The invasion is a revolution. A resisted, forced movement toward a new framework. “The sound” referenced in Ben Marcus’ text featured in the short film I created is the beginning of such a revolution. Quiet at first, barely noticeable, people are unbothered by it. It’s inconvenient to pay it any mind, we’re all busy with our own lives. Then there is a desire to understand its code, to study it, to assess the potential mobilization of “the others.” Is the sound brainwashing us? Is our apathy opposition or assimilation?

Invasion is related to colonization. An unwanted colonizing gesture. The threat of the other coming into the imperial safe space of the somatic norm. An alien in a consecrated space – a space invader – is a body out of place.
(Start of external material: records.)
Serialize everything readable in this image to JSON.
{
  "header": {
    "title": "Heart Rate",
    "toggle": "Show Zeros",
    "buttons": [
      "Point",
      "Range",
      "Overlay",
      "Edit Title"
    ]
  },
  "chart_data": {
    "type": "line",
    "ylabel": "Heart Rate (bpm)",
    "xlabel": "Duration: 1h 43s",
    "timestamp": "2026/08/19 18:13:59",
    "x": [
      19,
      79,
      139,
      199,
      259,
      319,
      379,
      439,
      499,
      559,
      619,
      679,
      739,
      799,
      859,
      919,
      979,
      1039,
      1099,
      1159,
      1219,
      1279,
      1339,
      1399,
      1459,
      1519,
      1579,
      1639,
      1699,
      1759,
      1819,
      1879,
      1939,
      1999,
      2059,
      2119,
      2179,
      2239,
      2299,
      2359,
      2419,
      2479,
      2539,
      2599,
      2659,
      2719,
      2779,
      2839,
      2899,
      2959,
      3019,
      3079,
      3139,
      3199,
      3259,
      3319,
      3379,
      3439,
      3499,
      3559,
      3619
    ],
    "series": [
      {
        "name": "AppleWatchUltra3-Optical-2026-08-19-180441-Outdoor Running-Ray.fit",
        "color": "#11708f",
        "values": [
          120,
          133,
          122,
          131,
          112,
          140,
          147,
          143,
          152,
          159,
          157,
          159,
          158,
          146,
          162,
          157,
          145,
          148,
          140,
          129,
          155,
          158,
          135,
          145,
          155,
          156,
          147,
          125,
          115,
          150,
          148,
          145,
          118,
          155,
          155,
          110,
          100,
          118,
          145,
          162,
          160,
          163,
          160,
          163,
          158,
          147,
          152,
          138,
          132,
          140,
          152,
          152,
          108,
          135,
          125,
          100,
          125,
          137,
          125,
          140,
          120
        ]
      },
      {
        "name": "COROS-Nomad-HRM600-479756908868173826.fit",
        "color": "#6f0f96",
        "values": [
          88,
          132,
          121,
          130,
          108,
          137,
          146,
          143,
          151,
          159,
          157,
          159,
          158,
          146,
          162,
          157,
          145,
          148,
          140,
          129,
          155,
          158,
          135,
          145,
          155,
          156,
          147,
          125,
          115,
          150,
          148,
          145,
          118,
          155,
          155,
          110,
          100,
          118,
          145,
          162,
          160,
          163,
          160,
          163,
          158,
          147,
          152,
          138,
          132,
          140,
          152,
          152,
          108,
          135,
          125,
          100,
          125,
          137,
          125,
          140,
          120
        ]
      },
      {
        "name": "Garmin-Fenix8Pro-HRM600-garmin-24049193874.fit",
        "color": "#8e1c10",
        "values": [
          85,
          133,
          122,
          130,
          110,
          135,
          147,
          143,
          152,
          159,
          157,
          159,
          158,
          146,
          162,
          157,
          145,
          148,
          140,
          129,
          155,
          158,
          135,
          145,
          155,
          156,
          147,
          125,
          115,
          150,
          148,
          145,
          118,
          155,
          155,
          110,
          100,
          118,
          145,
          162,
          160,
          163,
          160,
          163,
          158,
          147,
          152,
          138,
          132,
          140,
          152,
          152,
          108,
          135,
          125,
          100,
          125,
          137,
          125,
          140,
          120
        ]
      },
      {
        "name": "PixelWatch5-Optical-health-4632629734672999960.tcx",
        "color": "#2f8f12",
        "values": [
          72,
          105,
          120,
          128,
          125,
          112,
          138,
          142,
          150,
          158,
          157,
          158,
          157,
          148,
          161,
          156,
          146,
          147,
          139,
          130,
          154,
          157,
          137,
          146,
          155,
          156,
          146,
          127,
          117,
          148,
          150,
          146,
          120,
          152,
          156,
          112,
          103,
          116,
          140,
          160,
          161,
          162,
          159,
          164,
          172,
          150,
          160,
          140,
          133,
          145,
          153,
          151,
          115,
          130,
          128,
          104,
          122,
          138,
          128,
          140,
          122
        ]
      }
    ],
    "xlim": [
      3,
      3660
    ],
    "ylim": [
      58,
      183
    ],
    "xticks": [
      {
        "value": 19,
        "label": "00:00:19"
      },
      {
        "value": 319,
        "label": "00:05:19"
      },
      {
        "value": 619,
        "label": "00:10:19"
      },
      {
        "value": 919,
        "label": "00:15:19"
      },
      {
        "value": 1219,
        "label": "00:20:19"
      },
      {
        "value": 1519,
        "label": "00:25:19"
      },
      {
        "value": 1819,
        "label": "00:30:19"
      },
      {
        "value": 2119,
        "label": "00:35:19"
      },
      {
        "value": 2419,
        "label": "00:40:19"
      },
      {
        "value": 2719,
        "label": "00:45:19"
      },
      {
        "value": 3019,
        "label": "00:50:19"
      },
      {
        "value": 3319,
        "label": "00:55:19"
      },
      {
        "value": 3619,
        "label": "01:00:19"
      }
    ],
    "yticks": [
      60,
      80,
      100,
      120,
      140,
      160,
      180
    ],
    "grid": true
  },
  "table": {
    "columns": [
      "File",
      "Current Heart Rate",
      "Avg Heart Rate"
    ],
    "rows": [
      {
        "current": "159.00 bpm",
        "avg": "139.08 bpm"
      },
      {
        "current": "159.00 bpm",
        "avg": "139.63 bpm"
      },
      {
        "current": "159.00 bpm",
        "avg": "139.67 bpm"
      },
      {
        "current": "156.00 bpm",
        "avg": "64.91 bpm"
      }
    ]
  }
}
It is a metaphor that I am crafting for a queer person existing within a heteronormative culture. Can I thrive here? As a queer person inhabiting a binary system, so is the human inhabiting an alien world, so is the alien inhabiting the human world of cultural fictions and acceptable gendered bodies. The process of recognizing otherness is displacing. A distance of light years reveals itself.

Fantasies of futurism are reliant on heterosexual reproduction – there is no space for queerness in it. In that sense, queering the future is displacing it from a matrix that is maintained by compulsory heterosexuality. The presence of idealist utopian aesthetics in this project is a critique of the present order. Queer utopianism is a refusal of the here and now in favor of the future.

In this installation, I’m making a reality that’s mine. A science fictional utopia that contains a supernatural arena of displacement, a virtual landscape of fantasy, dreams, metaphors, and desires. It is dislocating of the body and the mind to not be able to fulfill the role of understanding the codes, rules, and systems that make up this world. It is A realm that invites you to look closely, but through a telescope, from galaxies away.